I carry the significance of you around my neck…a necklace with the moon from the day you were born and an engraving of my saying to you.
You’re the last face I see each night before I close my eyes…you’re pictures resting on my bathroom mirror. The eyes I stare into late at night, when the world is still but my heart still races.
I wonder what you’re doing, I wonder how you’re doing.
I wonder if you think of me too, if you look at us and think of us, like we do you.
There will never be a boy who means more to me than you do.
You are the reason for my pain, and the reason for my strength.
You were the hardest goodbye I have ever had to make. There will likely never be another one that’s harder. I sure hope not, anyway.

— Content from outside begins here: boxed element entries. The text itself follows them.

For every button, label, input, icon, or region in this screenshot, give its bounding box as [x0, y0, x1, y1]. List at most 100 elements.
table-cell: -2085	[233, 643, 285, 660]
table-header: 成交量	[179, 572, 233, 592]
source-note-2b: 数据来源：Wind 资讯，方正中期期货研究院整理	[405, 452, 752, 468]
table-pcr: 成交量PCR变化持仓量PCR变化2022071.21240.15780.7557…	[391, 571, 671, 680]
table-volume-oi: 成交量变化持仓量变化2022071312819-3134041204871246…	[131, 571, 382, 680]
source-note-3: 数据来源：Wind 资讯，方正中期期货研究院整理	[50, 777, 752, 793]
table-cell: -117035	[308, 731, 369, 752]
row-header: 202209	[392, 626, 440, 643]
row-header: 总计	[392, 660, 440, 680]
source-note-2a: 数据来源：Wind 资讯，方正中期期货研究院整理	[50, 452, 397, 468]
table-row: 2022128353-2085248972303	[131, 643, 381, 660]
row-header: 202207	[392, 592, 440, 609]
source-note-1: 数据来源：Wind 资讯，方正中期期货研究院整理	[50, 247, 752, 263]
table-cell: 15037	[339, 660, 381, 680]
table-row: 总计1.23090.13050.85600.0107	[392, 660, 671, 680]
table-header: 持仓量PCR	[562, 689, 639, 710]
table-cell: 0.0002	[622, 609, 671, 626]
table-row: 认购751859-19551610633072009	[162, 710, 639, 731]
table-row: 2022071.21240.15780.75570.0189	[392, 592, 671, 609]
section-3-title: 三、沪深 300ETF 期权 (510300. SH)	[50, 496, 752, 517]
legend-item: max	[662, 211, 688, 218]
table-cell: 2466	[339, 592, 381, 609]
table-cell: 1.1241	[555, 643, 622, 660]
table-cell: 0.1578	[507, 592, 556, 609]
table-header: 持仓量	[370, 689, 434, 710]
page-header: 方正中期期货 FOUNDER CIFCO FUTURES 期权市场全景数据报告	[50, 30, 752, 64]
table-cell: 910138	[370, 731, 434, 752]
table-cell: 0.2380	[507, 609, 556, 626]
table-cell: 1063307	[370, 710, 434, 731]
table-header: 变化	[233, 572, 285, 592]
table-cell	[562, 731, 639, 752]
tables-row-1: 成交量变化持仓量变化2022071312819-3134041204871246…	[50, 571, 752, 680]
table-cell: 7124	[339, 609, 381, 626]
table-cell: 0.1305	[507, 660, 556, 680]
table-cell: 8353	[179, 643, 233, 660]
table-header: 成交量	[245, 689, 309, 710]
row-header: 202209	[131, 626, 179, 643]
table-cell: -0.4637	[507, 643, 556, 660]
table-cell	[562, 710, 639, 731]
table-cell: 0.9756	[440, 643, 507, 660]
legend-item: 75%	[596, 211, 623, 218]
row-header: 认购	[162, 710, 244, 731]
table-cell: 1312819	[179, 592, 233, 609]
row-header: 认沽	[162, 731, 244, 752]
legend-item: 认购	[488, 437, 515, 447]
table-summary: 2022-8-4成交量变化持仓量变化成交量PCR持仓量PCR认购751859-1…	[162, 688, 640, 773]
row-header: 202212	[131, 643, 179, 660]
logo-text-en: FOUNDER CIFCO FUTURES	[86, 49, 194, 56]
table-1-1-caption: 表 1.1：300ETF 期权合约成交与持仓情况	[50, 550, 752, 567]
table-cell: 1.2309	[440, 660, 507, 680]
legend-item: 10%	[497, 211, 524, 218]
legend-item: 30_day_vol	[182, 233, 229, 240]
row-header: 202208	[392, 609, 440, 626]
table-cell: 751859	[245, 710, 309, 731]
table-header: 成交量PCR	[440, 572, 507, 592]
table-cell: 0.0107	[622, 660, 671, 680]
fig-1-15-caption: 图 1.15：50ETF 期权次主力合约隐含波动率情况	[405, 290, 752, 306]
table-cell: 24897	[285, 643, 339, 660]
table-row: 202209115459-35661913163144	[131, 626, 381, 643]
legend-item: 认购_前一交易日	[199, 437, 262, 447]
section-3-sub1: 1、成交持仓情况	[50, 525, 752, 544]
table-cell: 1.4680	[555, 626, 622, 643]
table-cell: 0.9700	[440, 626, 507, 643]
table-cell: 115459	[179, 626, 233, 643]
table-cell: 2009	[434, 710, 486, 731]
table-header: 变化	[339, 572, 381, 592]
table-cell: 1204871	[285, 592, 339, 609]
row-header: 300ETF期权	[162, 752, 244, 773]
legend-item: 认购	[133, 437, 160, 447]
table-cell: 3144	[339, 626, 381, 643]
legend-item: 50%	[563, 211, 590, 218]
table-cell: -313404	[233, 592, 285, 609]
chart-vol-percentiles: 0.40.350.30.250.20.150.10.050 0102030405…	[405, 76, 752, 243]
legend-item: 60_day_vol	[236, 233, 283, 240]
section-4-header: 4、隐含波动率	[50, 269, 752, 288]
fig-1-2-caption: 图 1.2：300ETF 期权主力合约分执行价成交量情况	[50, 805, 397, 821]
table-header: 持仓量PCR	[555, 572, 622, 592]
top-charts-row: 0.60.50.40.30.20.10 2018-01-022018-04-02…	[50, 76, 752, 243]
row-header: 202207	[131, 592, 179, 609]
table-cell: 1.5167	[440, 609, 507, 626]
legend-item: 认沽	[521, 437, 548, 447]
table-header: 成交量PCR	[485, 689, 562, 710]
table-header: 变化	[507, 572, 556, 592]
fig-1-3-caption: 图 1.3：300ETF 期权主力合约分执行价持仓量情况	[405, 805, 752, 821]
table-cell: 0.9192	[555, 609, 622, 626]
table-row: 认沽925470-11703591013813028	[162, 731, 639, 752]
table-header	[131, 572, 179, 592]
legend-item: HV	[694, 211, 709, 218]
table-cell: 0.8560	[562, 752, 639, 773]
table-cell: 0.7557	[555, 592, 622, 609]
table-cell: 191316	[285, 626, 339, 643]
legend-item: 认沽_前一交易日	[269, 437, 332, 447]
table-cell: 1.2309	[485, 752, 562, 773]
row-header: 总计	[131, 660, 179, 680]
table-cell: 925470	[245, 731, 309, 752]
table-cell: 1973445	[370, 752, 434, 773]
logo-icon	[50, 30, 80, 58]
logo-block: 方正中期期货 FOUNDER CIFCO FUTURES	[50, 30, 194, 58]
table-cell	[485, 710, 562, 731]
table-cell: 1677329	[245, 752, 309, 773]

I hope that one day, you will become my hardest hello. It will be the most welcomed hello in the entire world, but it will absolutely be hard.
The thoughts of you keep me awake, and I miss you so much that it hurts. It hurts for no good reason, other than the fact that I love you.
And a world where I have to live without you is a world that I consider cruel.
Anyway, I just wanted you to know that I think of you. Not just on specific days…but every single day.
I love you. And I always will.
(((I miss you always, but today I miss you extra)))
2 thoughts on “I think of you always”
I too hope that he one day becomes one of your hardest hellos. 🥰
It’s truly a terrifying thought…but it’s still something I hope happens more than anything else.